Could you maybe share some code how you are doing the iteration? There might be ways to make this run faster.

This is the iterative run(x*ms) part:

taupre = 20 * ms
taupost = taupre

all_losses = []
sub_duration = 10  # in ms
steps = int(duration / sub_duration)
electrodes = 16
for run_step in range(steps):
    current_time = (run_step + 1) * sub_duration
    run(sub_duration * ms, report='text')
    generator_indices = []
    generator_spike_times = []
    for idx in range(electrodes):
        mu_ref = referenced_voltage(G, idx)  # mean electrode voltage referenced to mean voltage of all electrodes
        data = orig_data[current_time, idx]
        loss = mu_ref - data
        abs_loss = abs(loss)
        all_losses.append(abs_loss)
        delay = (taupre + taupost) * (abs_loss / np.amax(all_losses))
        delayed_spike_time = current_time + (delay / ms)  # remove unit
        generator_indices.append(idx)
        generator_spike_times.append(delayed_spike_time)

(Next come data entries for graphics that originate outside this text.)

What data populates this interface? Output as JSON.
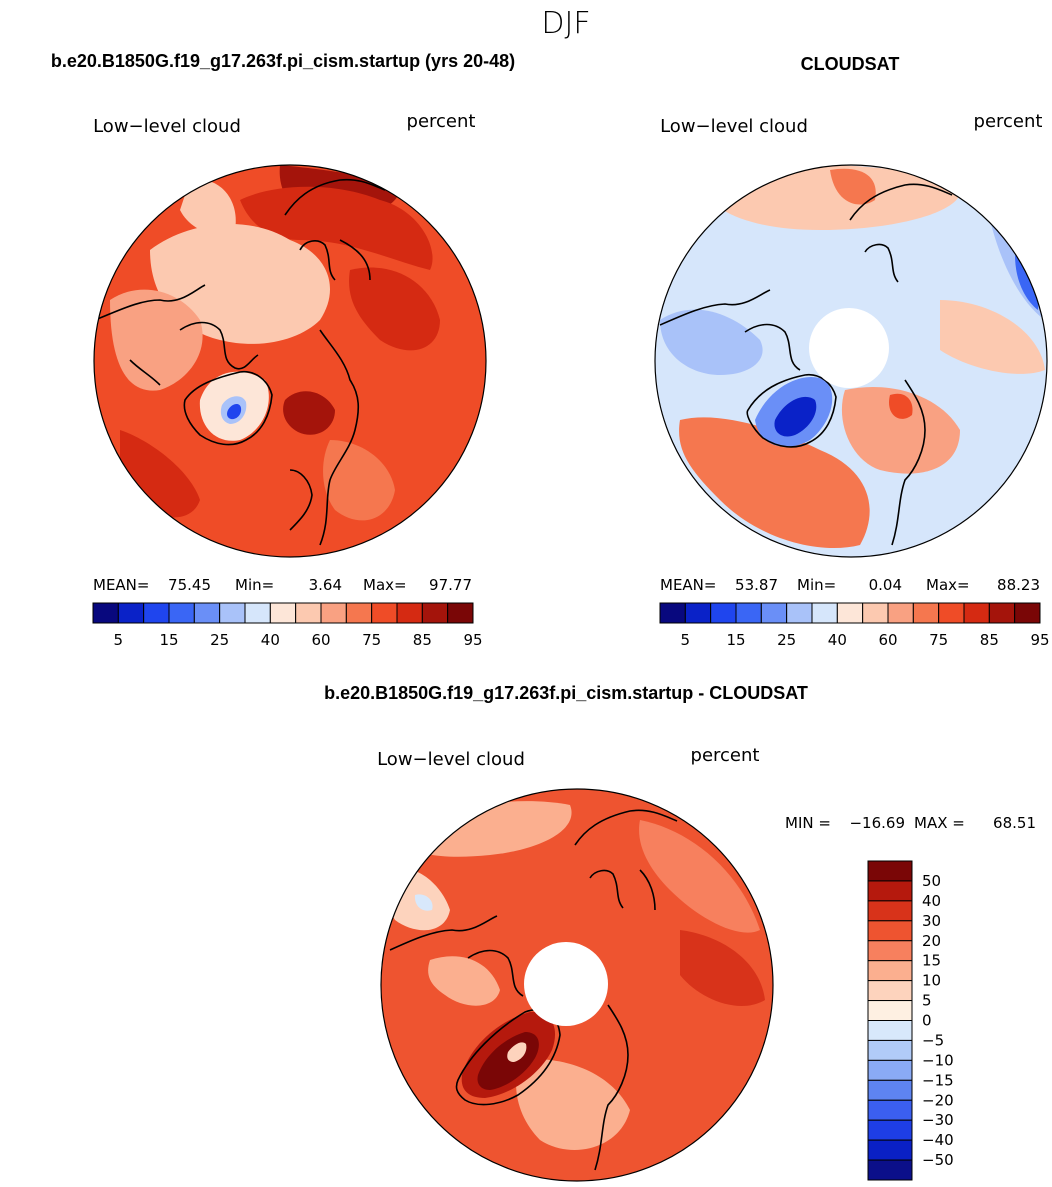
{
  "figure": {
    "season_title": "DJF"
  },
  "colors": {
    "abs_palette": [
      "#08087e",
      "#0a22c8",
      "#1f45ee",
      "#3a66f5",
      "#6a8ff7",
      "#a9c2f9",
      "#d6e6fb",
      "#fde6d8",
      "#fcc9b0",
      "#f9a182",
      "#f5774f",
      "#ef4c27",
      "#d52a12",
      "#a4140b",
      "#7a0606"
    ],
    "diff_palette": [
      "#7a0606",
      "#b5190d",
      "#d8331a",
      "#ee5430",
      "#f7805e",
      "#fbaf8f",
      "#fdd3bd",
      "#fef0e2",
      "#d8e8fb",
      "#b1cbf8",
      "#8aaaf5",
      "#5e84f1",
      "#3b5ff0",
      "#1e3ee6",
      "#0a20c5",
      "#0b0f8a"
    ]
  },
  "chart_data": [
    {
      "type": "polar_contour_map",
      "title": "b.e20.B1850G.f19_g17.263f.pi_cism.startup (yrs 20-48)",
      "left_label": "Low−level cloud",
      "right_label": "percent",
      "stats": {
        "mean_label": "MEAN=",
        "mean": "75.45",
        "min_label": "Min=",
        "min": "3.64",
        "max_label": "Max=",
        "max": "97.77"
      },
      "colorbar": {
        "orientation": "horizontal",
        "levels": [
          5,
          10,
          15,
          20,
          25,
          30,
          40,
          50,
          60,
          70,
          75,
          80,
          85,
          90,
          95
        ],
        "tick_labels": [
          "5",
          "15",
          "25",
          "40",
          "60",
          "75",
          "85",
          "95"
        ]
      },
      "regions": [
        {
          "name": "background",
          "level_index": 11
        },
        {
          "name": "north-pacific-dark",
          "level_index": 13
        },
        {
          "name": "arctic-ocean-pale",
          "level_index": 8
        },
        {
          "name": "greenland-core",
          "level_index": 3
        },
        {
          "name": "north-atlantic-dark",
          "level_index": 13
        },
        {
          "name": "canada-band",
          "level_index": 9
        }
      ]
    },
    {
      "type": "polar_contour_map",
      "title": "CLOUDSAT",
      "left_label": "Low−level cloud",
      "right_label": "percent",
      "stats": {
        "mean_label": "MEAN=",
        "mean": "53.87",
        "min_label": "Min=",
        "min": "0.04",
        "max_label": "Max=",
        "max": "88.23"
      },
      "colorbar": {
        "orientation": "horizontal",
        "levels": [
          5,
          10,
          15,
          20,
          25,
          30,
          40,
          50,
          60,
          70,
          75,
          80,
          85,
          90,
          95
        ],
        "tick_labels": [
          "5",
          "15",
          "25",
          "40",
          "60",
          "75",
          "85",
          "95"
        ]
      },
      "regions": [
        {
          "name": "background",
          "level_index": 6
        },
        {
          "name": "atlantic-band",
          "level_index": 10
        },
        {
          "name": "greenland-core",
          "level_index": 1
        },
        {
          "name": "pacific-band",
          "level_index": 8
        },
        {
          "name": "polar-gap",
          "level_index": -1
        }
      ]
    },
    {
      "type": "polar_contour_map",
      "title": "b.e20.B1850G.f19_g17.263f.pi_cism.startup - CLOUDSAT",
      "left_label": "Low−level cloud",
      "right_label": "percent",
      "stats": {
        "min_label": "MIN =",
        "min": "−16.69",
        "max_label": "MAX =",
        "max": "68.51"
      },
      "colorbar": {
        "orientation": "vertical",
        "levels": [
          50,
          40,
          30,
          20,
          15,
          10,
          5,
          0,
          -5,
          -10,
          -15,
          -20,
          -30,
          -40,
          -50
        ],
        "tick_labels": [
          "50",
          "40",
          "30",
          "20",
          "15",
          "10",
          "5",
          "0",
          "−5",
          "−10",
          "−15",
          "−20",
          "−30",
          "−40",
          "−50"
        ]
      },
      "regions": [
        {
          "name": "background",
          "level_index": 3
        },
        {
          "name": "greenland-core",
          "level_index": 0
        },
        {
          "name": "canada-band",
          "level_index": 5
        },
        {
          "name": "polar-gap",
          "level_index": -1
        }
      ]
    }
  ]
}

    supervised_gen.set_spikes(indices=array(generator_indices), times=array(generator_spike_times) * ms)

… with G as my NeuronGroup and supervised_gen as my SpikeGeneratorGroup. Roughly speaking, it is a loss evaluation translated into a time delay for the spike.

Yes, I increasing the value in sub_duration would lower the computation time, but this would also result in less “spike delay” evaluations (which is not wanted).

Again, thanks for your help!

Ok, this looks all reasonable in general, I don’t see how to achieve a major speed-up, I’m afraid. Each of the run adds a fixed overhead (in my test something on the order of 50ms), despite all the caching etc. that we are doing. I guess in your case you need thousands of iterations? In the long term, we plan to reorganize things in a way that would make use cases like this faster, but these are really long term plans.
There’s a small optimization you can do, but it won’t change anything fundamentally: instead of using run, construct a Network object before the loop with net = Network(collect()), and then use net.run(...) in the loop.